問いかけると、幻の中の私がこちらを見た。

その目は、絶望でも後悔でもなく、ただ“信念”の色をしていた。

その瞳が、何よりも痛かった。



雷鳴が落ちた。

光が走り、机の上の図面が震える。

紙がめくれ、散乱したインクが床を濡らした。

外では風が吹き荒れ、扉が軋む。


観測の均衡が崩れている。

記録と現実、過去と現在――

それらが一つに混ざり合い始めていた。


空気が歪み、天井から光の線が垂れ下がる。

それはまるで、時間の裂け目。

そこから、いくつもの“声”が漏れ出す。


泣き声、笑い声、懺悔、祈り。

無数の記録が、一斉に私へ流れ込む。

痛みと記憶が交錯し、意識が焼けつく。


「……これが、報いなのか。」


誰に問うでもなく呟く。

《記録の瞳》が明滅し、その光が私の胸に吸い込まれた。

胸骨の奥で、何かが鼓動を打つ。

私の“時”が、別の“時”に侵食されていく。


(……まだ終われないのか。

 この身体が朽ちても、観測は続くのか。)


自嘲のような笑みがこぼれる。

そして、私は静かにペンを取った。


震える指で、ノートの端に新たな言葉を記す。


“干渉なき観測は、もはや無意味である。”


書いた瞬間、胸の奥で何かが“ひび割れた”。

それは痛みではなく、

人間としての心が、別の理へと軋み始める音だった。



部屋の奥から、微かな音がした。

それは、雨音に似ていた。

けれど外は晴れている。

ならばこの音は――、記録の彼方から届いた“誰かの涙”か。


私はその音を聞きながら、ゆっくりと目を閉じた。

遠い、遠い記憶の底で、

またひとつの物語が動き始めている気がした。


「……境界が、崩れ始めたな。」


その呟きが、静かな部屋に溶けた。

次の瞬間、すべての時計が同時に鳴り始める。


――カチリ、カチリ、カチリ。


止まっていた“時”が、再び動き出す音だった。



私は、椅子にもたれた。

もう身体はほとんど感覚を失っていた。

だが、胸の奥の一点――そこだけが熱を持っていた。

心臓ではない。

《記録の瞳》が吸い込まれた場所。


そこから、淡い光が滲んでいた。

血の代わりに、光が脈を打っている。


「……救えぬなら、せめて記録しよう。
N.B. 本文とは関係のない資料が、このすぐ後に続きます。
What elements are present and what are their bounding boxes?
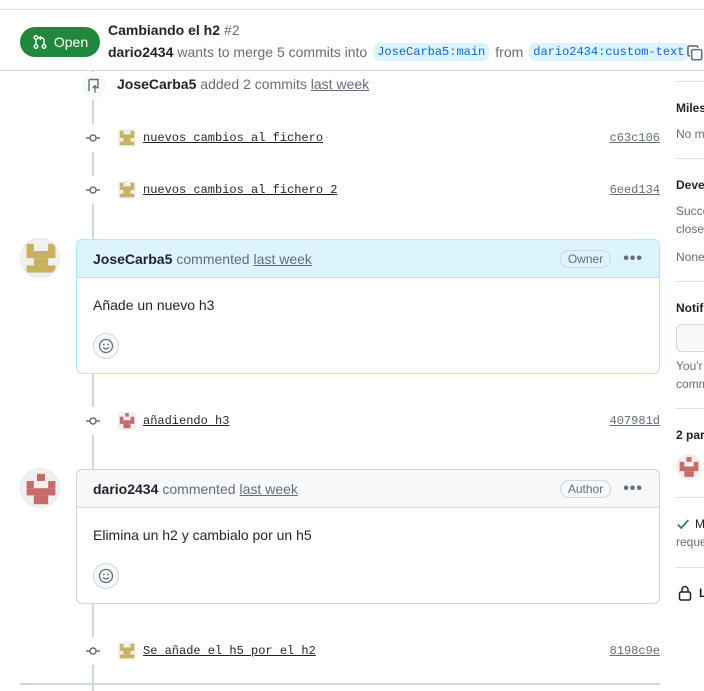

」


声が掠れ、静かに空気へ溶ける。

この言葉が“誰か”の記録へ繋がるなら、

それでいいと思った。



雨は、ゆっくりと止みつつあった。

けれど私の耳には、まだその音が残っている。

それはもう外の雨ではない。

人の心が流す“最後の涙”の音だった。


私は机の上に新しい設計図を広げた。

線が歪み、震える手がそれをなぞる。

中心に描かれるのは――歯車の紋。

だが、まだ形にはなっていない。

これは、未完成のまま残される“願いの構造”。


(いつか、この続きを描ける者が現れるだろうか。)


目を閉じ、静かに息を吐いた。

世界は静まり返っている。

針の音だけが、時を刻んでいた。


――その針の音が、次の物語を呼んでいた。